Timing was perfect to reinvigorate the island of Hawai`i Pono Pledge, which was first born in 2018. The concept is simple and applies to all travelers: that no matter where your wanderlust takes you, to be mindful of the place and the people who call that special place home.

Of the 1,653 species listed as endangered or threatened in the United States, nearly a third (501 species) are found in Hawai`i. That’s nearly double the next highest state, California, which has 301. North Dakota has nine.

The endangered species found mainly or only in Hawai`i include the Green Sea Turtle (honu), the Hawaiian Hoary Bat (`ōpe`ape`a), the Hawaiian Hawk (`io), the Hawaiian Monk Seal (`īlio holo i ka uaua), and the state bird, the Hawaiian Goose (nēnē).
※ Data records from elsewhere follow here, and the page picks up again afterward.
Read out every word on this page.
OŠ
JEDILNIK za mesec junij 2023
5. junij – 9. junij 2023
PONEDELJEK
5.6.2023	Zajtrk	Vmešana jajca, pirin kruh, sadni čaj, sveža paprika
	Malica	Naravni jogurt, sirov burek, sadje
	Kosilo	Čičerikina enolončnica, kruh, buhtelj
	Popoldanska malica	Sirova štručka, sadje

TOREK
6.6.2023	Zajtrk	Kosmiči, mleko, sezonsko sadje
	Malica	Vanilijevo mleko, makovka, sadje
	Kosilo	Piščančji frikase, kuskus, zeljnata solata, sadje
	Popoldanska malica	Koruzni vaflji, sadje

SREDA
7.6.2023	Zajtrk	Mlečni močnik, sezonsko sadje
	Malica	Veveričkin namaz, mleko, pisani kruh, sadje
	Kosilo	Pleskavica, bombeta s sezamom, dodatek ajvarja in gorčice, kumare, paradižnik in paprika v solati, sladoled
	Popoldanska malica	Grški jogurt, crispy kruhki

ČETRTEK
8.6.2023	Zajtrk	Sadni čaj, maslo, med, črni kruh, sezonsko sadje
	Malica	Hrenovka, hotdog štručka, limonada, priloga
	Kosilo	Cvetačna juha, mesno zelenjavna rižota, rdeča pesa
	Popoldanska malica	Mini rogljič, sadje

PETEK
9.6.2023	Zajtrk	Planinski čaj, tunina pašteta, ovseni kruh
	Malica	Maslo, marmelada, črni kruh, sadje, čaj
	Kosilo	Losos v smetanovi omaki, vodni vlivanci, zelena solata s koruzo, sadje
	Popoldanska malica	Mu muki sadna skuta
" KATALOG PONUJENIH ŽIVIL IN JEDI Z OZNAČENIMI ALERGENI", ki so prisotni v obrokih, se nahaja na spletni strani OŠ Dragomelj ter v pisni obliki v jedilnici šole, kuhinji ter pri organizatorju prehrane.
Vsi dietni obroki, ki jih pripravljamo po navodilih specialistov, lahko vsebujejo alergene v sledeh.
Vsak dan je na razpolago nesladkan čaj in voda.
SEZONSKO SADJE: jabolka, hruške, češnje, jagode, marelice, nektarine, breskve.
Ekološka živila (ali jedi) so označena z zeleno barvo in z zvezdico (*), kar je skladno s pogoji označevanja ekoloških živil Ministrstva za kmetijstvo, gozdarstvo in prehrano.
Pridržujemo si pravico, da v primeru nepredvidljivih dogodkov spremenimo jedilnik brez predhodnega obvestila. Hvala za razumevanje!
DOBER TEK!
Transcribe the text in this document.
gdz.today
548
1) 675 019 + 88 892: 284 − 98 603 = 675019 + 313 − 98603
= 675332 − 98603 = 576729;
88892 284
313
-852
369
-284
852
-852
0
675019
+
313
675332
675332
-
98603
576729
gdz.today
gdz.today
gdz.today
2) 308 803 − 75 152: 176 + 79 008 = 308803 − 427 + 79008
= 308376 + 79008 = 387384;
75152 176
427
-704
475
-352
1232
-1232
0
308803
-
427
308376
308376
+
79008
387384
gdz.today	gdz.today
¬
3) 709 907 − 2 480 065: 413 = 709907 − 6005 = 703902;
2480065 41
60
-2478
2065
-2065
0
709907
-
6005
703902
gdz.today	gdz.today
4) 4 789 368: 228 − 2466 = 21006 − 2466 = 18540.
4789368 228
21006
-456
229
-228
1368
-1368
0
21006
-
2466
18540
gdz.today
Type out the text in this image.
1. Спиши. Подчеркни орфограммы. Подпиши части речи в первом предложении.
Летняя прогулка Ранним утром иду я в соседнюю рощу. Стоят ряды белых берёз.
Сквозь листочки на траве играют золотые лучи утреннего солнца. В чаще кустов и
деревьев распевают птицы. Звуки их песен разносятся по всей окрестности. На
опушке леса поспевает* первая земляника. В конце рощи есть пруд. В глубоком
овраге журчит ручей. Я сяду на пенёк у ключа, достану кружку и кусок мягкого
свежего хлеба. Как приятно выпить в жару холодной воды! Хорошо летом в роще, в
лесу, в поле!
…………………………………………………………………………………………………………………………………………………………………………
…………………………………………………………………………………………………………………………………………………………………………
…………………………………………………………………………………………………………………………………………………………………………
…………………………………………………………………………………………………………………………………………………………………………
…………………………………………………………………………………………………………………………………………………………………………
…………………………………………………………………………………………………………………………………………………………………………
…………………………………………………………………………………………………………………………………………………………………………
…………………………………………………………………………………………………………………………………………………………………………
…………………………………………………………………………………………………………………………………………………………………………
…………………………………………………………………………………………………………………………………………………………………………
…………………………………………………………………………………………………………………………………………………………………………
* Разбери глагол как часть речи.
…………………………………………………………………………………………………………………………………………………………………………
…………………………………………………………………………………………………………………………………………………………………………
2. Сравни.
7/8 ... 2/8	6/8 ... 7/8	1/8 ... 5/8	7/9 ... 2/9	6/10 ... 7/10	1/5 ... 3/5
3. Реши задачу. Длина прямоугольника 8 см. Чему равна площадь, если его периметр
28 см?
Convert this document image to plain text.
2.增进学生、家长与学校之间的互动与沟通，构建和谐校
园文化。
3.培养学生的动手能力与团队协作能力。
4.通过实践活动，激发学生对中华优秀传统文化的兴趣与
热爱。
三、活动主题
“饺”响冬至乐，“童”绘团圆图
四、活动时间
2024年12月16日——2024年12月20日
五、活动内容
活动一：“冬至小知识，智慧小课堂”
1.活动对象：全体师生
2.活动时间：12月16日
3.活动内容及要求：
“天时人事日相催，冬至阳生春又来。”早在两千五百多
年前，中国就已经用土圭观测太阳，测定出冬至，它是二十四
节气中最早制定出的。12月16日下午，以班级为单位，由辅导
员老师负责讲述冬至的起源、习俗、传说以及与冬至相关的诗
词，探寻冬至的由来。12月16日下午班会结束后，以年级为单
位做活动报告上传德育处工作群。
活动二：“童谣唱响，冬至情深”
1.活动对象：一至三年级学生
The Pono Pledge seeks to make visitors aware that even seemingly innocent acts, such as applying sunscreen when going to the beach, can have harmful consequences, as scientists believe that products containing oxybenzone and octinoxate — two common ingredients in sunscreen — contribute to bleaching in coral reefs. Studies have estimated that up to 14,000 tons of sunscreen end up in Hawai`i’s coral reefs every year.

Consequently, state lawmakers passed a bill in 2018 that bans the sale and distribution of sunscreens containing those ingredients that went into effect earlier this year.

Coral bleaching — which on Hawai`i Island disproportionately affects the Kohala Coast — not only deprives swimmers and snorkelers of a more colorful experience, but it lessens food supplies for fish and other undersea life, and thus the entire ecosystem is compromised. (It should also be noted that ocean warming is thought to be largely responsible for coral bleaching.)

“We hope when visitors come to visit our beautiful Hawai`i, that they come with an open mind and open heart,” says Pono Pledge ambassador and kahu (respected elder), Earl Regidor. “And be able to learn from the people that live here in hopes that they too will want to experience the beauty of the culture, the history, the people, and of course the `āina (land).”

“What I think travel pono is about is being mindful of how you interact with the land,” says Soni Pomaski, restaurateur and another Pono Pledge ambassador. “Enjoy it, share it with people, but leave it as it is. Everything is alive and everything should be treated with reverence and respect, and I think that’s the best way to enjoy it.”